Justice
Tribunal de Chartres : le gendarme vise une promo et dérape
Publié le 18/04/2021 à 10h00
Un gendarme eurélien, aujourd’hui à la retraite, est condamné à un an de prison ferme pour faux et usage de faux. Il augmentait les taux d’alcool de certains automobilistes pour pouvoir les verbaliser. « C’était pour avoir l’avancement auquel j’avais droit », justifie-t-il.
L’ancien gendarme ne parvient pas à se départir, à la barre du tribunal de Chartres, de l’attitude martiale à laquelle il a été habitué au cours de ses presque trente ans de carrière.
« Je suis honteux », assure-t-il. « J’ai été victime d’injustices au cours de ma carrière.
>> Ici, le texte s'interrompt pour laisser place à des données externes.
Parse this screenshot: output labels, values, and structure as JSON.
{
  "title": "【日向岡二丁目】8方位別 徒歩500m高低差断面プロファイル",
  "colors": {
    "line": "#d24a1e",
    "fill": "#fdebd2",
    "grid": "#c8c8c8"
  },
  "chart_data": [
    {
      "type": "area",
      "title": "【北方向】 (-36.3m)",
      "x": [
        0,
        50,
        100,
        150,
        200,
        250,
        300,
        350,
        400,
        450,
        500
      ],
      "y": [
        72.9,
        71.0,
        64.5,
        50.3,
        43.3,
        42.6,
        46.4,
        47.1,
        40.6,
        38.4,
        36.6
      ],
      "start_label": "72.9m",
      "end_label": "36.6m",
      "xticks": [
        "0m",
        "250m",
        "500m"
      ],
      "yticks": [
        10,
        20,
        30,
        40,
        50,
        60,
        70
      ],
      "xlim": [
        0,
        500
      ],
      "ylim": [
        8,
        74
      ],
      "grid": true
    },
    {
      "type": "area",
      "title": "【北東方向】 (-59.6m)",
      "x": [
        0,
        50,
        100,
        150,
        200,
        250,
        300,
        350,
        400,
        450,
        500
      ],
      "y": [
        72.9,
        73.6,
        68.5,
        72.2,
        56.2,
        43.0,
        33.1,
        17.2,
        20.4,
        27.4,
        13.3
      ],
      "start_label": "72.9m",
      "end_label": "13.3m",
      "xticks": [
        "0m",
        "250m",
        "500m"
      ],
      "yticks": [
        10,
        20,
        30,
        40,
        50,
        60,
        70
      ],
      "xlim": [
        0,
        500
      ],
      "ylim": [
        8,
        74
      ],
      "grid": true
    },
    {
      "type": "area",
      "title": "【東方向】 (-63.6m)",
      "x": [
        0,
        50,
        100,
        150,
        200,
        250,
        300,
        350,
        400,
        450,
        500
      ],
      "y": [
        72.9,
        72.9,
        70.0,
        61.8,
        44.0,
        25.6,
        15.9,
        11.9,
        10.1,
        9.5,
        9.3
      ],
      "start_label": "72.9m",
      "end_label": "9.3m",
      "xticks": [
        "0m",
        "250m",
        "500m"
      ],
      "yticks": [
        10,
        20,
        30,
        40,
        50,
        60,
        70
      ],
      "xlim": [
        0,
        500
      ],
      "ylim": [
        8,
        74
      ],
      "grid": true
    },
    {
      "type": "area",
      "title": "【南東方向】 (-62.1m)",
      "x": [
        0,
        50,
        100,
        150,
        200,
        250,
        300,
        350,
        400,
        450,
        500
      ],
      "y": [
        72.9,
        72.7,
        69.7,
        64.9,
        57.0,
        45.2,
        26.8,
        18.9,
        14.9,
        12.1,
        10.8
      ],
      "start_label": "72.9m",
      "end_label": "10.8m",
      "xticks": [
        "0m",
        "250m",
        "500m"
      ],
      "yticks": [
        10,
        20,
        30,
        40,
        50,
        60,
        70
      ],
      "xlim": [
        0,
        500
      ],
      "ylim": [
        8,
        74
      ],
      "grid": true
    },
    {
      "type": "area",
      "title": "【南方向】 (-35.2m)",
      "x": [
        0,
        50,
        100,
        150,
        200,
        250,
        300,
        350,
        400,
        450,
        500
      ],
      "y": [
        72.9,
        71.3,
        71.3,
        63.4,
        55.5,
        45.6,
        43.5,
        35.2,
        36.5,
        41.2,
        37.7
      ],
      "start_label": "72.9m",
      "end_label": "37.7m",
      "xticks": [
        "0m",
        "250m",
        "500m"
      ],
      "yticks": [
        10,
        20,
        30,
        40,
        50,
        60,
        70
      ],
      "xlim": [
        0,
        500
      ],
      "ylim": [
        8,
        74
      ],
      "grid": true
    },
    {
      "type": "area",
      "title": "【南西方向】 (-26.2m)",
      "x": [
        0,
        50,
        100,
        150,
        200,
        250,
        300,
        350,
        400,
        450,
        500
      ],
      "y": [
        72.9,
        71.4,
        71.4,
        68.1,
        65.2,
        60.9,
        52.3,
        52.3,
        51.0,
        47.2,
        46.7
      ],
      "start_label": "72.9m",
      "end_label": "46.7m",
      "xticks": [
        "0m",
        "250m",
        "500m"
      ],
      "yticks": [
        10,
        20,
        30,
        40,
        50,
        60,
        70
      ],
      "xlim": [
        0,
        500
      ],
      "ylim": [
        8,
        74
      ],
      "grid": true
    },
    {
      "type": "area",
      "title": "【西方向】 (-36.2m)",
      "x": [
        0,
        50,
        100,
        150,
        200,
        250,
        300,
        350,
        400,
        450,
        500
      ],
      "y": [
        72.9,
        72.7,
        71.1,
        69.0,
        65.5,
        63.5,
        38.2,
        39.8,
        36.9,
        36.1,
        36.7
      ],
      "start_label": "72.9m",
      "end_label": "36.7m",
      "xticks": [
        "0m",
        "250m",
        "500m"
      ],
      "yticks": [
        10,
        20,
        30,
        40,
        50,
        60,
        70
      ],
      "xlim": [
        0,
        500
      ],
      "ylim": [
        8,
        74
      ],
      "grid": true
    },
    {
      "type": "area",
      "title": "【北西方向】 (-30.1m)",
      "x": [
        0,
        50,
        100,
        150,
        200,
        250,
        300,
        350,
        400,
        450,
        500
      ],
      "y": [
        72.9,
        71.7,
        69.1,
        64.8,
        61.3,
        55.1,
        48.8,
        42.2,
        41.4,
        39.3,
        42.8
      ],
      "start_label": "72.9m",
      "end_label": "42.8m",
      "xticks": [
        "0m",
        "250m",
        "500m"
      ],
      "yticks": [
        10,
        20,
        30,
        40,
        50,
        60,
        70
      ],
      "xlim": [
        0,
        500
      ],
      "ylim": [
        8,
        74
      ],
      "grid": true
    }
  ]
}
Je voulais améliorer mes statistiques. »
Pour les améliorer, ce maréchal des logis-chef de 52 ans, aux états de service irréprochables, a utilisé un étonnant subterfuge, au cours de l’été.
Ce sont ses collègues qui s’en sont aperçus, à la fin du mois de septembre 2020. Il était en train de verbaliser un automobiliste, qu’il aurait contrôlé avec un taux d’alcool de 0,46 mg par litre d’air expiré. Un taux délictuel, passible de la rétention immédiate du permis de conduire, de la suppression de six points et d’une convocation devant la justice.
Les collègues du gendarme jettent un œil sur le cadran de l’éthylomètre. À leur grande surprise, il affiche un taux de 0,13 mg. Un taux qui n’est passible d’aucune sanction.
La hiérarchie du gendarme est immédiatement alertée. Le procureur de la République charge la brigade de recherches de Dreux d’enquêter sur les agissements présumés du gendarme.
L’éthylomètre est saisi. L’appareil garde en mémoire les taux affichés à l’occasion des contrôles d’alcoolémie. En croisant les dates et les heures, avec les procès-verbaux dressés par le gendarme, les enquêteurs retrouvent une dizaine de victimes verbalisées à tort, avec toutes les conséquences qui en découlaient.
Le gendarme, qui a fait valoir ses droits à la retraite le 1er novembre, est jugé pour faux et usage de faux en écriture publique.
« Vous risquez dix ans de prison », assène Rémi Coutin, le procureur de la République. « Si nous avions retenu la circonstance aggravante de dépositaire de l’autorité publique, vous seriez passible de la cour d’assises. »
Les procédures annulées
Le gendarme affirme, qu’outre les injustices dont il s’estimait victime de la part de ses supérieurs, le comportement des automobilistes qu’il contrôlait régulièrement l’exaspérait : « Ils n’ont plus de respect pour l’uniforme et souvent, ils minimisent leurs fautes. »
Des arguments que tant les avocats des victimes que le procureur de la République ne veulent pas admettre. « Il a trahi la confiance que les citoyens ont dans la gendarmerie », regrette Me Josiane Martins, qui défend un retraité de 78 ans, qui, jusqu’alors, n’a eu aucun problème avec la justice. « Son taux enregistré était de 0,09 mg par litre d’air expiré. Il a été verbalisé à 0,47 mg. Pendant sa suspension de permis, il est resté enfermé chez lui, à la campagne. Il faisait confiance au gendarme et comme tous les autres, il n’a pas pensé à regarder son taux sur l’appareil. »
« Vous avez trahi la confiance que les victimes ont dans la gendarmerie, mais aussi celle de vos collègues, de l’institution et de mon service », réagit Rémi Coutin, avant de réclamer trois ans de prison, dont un an ferme, contre l’ancien gendarme.
« Il était peut-être arrivé à un point de saturation », plaide en défense Me Vincent Rivierre, en regrettant que son client n’ait pas été soumis à une expertise psychiatrique.
Le procureur de la République s’est engagé à ce que les procédures menées à tort contre les automobilistes verbalisés soient annulées et que leurs points leur soient restitués sur leur permis de conduire.
Le tribunal a suivi les réquisitions. L’ancien gendarme effectuera sa peine de prison ferme à son domicile du Loiret, sous forme d’une détention sous bracelet électronique.